"Eva." Pierre wibbelt auf seinem Stuhl. Eigentlich ist er Nachwuchsclown, das Stillsitzen liegt ihm nicht besonders. Aber gerade sitzt er an seinem Pult im Schulwagen. "Eeeeva!", ruft er etwas lauter und zieht sie an der Hand. "Warte!", sagt Eva. Sie kontrolliert gerade das Diktat der siebenjährigen Rachel. Ein kleiner Fehler hat sich eingeschlichen. "Wenn du das korrigiert hast, dann mach Rechenaufgaben", sagt Eva zu Rachel - auch sie steht als Clown in der Manege, wenn sie nicht gerade zur Schule geht.
Neben ihr sitzt Isabell, elf Jahre alt, still und konzentriert. Ist sie nicht hier, tritt sie mit ihrer Akrobatiknummer auf.
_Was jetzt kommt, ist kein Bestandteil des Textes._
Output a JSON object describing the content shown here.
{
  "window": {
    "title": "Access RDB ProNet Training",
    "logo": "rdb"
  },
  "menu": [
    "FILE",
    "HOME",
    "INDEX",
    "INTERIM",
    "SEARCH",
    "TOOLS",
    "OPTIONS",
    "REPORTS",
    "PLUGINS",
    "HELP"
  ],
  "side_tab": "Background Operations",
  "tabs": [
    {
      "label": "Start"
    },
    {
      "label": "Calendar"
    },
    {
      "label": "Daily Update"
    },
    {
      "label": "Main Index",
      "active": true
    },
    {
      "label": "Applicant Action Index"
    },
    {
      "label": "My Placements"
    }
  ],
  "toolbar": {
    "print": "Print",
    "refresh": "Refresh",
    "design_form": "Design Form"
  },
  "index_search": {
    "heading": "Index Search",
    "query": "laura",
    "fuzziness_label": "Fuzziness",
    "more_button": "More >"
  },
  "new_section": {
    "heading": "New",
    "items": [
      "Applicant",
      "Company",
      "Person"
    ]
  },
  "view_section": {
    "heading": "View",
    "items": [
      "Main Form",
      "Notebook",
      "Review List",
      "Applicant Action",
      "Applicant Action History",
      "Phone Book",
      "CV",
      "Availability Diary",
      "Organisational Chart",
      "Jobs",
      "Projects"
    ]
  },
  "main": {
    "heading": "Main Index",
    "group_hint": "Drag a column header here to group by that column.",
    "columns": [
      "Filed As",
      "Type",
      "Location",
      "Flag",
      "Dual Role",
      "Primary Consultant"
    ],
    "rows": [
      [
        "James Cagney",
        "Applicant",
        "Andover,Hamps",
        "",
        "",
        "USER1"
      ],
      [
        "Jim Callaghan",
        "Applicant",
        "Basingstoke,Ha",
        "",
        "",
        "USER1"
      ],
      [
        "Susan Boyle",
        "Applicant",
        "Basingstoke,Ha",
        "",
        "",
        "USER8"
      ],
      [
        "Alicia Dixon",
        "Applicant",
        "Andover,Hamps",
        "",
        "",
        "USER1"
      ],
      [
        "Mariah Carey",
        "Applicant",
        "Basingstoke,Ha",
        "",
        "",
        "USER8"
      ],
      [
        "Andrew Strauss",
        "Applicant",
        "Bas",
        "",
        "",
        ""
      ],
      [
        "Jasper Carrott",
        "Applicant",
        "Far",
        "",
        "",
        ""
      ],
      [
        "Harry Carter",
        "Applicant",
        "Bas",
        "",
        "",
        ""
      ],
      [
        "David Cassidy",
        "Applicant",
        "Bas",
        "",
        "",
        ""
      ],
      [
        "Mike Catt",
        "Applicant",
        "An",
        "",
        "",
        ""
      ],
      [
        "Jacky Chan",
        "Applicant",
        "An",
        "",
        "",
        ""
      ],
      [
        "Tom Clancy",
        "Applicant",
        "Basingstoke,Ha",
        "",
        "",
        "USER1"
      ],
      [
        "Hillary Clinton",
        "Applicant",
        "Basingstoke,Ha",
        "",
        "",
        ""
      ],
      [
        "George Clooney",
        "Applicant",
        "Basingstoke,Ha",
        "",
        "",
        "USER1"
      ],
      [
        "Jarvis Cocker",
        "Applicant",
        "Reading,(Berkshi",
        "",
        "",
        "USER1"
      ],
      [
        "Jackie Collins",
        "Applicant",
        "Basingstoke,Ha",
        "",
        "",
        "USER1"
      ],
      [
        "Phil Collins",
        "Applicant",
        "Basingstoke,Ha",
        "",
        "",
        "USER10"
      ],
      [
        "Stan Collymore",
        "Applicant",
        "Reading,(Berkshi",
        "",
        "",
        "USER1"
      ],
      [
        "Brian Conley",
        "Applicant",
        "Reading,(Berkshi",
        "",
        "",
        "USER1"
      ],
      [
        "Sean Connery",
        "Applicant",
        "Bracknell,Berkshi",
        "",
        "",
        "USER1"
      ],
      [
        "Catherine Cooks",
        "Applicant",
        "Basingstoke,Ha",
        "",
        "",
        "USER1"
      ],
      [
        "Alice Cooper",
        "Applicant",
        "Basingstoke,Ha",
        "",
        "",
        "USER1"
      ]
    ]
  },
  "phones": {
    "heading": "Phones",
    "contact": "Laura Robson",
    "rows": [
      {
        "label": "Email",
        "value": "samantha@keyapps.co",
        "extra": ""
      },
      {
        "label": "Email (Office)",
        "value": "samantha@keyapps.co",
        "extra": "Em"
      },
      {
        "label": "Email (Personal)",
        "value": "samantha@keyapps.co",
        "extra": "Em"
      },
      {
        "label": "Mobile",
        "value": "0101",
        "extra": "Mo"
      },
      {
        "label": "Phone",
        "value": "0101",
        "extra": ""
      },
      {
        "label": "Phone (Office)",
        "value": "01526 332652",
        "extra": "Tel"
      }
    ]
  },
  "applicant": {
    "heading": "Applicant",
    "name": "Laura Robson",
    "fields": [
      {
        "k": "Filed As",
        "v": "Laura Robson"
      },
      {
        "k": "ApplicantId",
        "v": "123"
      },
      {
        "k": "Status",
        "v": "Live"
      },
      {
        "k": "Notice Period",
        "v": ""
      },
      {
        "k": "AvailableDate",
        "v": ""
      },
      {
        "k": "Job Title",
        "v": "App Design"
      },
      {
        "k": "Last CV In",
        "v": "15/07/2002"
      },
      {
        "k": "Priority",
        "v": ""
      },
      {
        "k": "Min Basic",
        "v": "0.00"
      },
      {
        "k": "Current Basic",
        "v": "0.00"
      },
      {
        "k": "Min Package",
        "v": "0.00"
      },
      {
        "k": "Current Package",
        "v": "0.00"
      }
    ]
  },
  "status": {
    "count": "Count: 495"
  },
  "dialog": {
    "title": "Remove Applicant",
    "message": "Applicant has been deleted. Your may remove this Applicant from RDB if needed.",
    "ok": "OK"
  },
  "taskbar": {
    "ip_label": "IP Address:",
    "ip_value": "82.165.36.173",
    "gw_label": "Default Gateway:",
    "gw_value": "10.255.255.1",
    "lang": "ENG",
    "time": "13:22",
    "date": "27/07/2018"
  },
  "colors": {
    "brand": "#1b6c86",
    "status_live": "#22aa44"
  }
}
Isabell löst gerade Schnellrechenaufgaben am Computer. Von Pierres Ungeduld bekommt sie nichts mit, sie hat Kopfhörer auf den Ohren. "Eva", trällert Pierre. Eva schaut Isabell über die Schulter, dann setzt sie sich neben Pierre. Der Achtjährige liest laut und Eva hilft, wenn er nicht weiterkommt. "Fertig", ruft Isabell von der anderen Seite des Wagens. Und Eva wechselt den Schüler.
Eva Röthig ist Lehrerin. Eine etwas andere Lehrerin in einer etwas anderen Schule. An der Schule für Circuskinder in NRW – einem Projekt der Evangelischen Kirche im Rheinland. Seit Pierres Geburt vor acht Jahren unterrichtet sie die Schüler des Zirkus Proscho. Drei Tage pro Woche fährt sie dorthin, wo der Zirkus gerade gastiert – manchmal quer durch Nordrhein-Westfalen. Damit auch die Kinder regelmäßig in die selbe Schule gehen können, die sonst gewohnt sind, Klassenzimmer, Schulkameraden und Schule wöchentlich zu wechseln – bis zu 50 Mal im Jahr. Heute und den Rest dieser Woche fährt Eva nach Lünen im Ruhrgebiet.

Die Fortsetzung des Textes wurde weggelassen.